Much of the album works at either of two speeds: in pulsating and aggressive electric chops or in slow, washy soundscapes. Vonsild warbles over it all, very much unconcerned with finding workable hooks or even patterns. Take a track like “System of Infinite Love”: a promising start as twinkly ‘80s revivalism collapses into a worming buzz saw riff and eventually drifts into ninety seconds of mushy massage music. It’s certainly interesting that the band navigates from new wave to new age in the space of one song, but the outro nevertheless feels tacked-on, almost thoughtlessly—a curious strategy that dominates this record. “Infinity Killer” has a furious third section, but it takes three minutes of ambient boredom to get there; “Degeneration” has a paranoid, skittering bass line that Radiohead would be proud to call its own, yet it dies halfway through.
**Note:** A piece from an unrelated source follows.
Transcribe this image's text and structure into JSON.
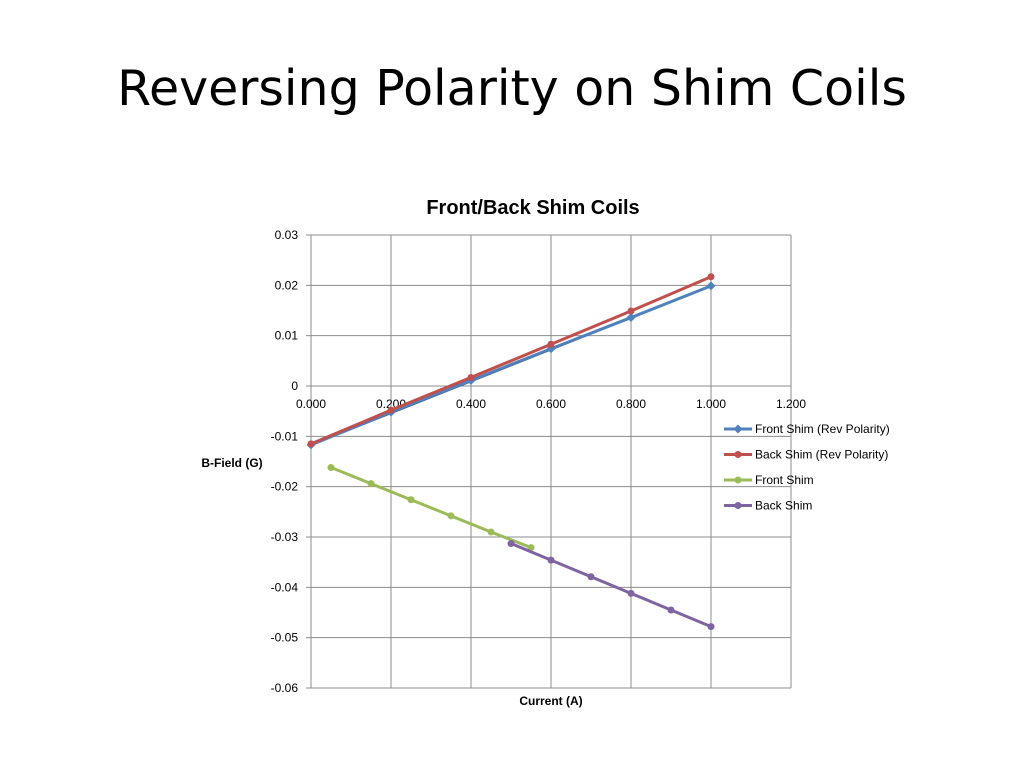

Quiet-to-loud is often the stuff of dramatic and captivating electropop, but When Saints Go Machine proves unable here to wield those dynamics to its advantage.
It’s not so much that there’s nothing on Infinity Pool like “Kelly”—the near-hit from Konkylie that showcased When Saints Go Machine at its most radio-ready—but more frustrating just how reactionary the band seems in its effort to escape the very logic of that shinier sound. Where Vonsild sang of fragile and innocent love in the past, he sings on Infinity Pool of doom and destruction: “I’m dead,” goes a lyric in “Yard Heads,” “Dead happy.” “Mannequin” and “Mental Shopping Spree,” each well-structured as songs, nevertheless depend on overworked and obtuse metaphors. It can all be exhausting, and Vonsild makes up little ground in sounding as listless as he does.
When Infinity Pool has its moments, it serves to remind that When Saints Go Machine, if focused and compact, can perplex and intrigue in right ways as well. “Iodine” has a bumbling jungle beat behind a sweeping chorus, and an echoing string line fit for spy movie credits. “Slave to the Take in Your Heaven” is a purposeful dumping ground for all the gorgeous harmonies the rest of the album eschews—it comprises a chanted chorus, spoken word, even an opening hymnal section. It’s worrying, however, that “Slave,” a multi-part ballad with so many moving parts, might encourage the exact noise collaging and middling experimentalism that fails so often on the record elsewhere.
What comes next for When Saints Go Machine is a question of just how smart it wants to sound in a genre that more often encourages what’s easy, immediate, and fun. Infinity Pool is indeed a hard listen, nothing like the consummate pleasure that its title suggests. The record attempts to fuse dance music and complexity, but doesn’t quite reconcile the two; instead, its mindless thrills butt up against impenetrable baths of sound. One hopes that the band, as talented and unique as it is, can better strike a balance between pop and art on future records. On Infinity Pool, it’s merely built a divide.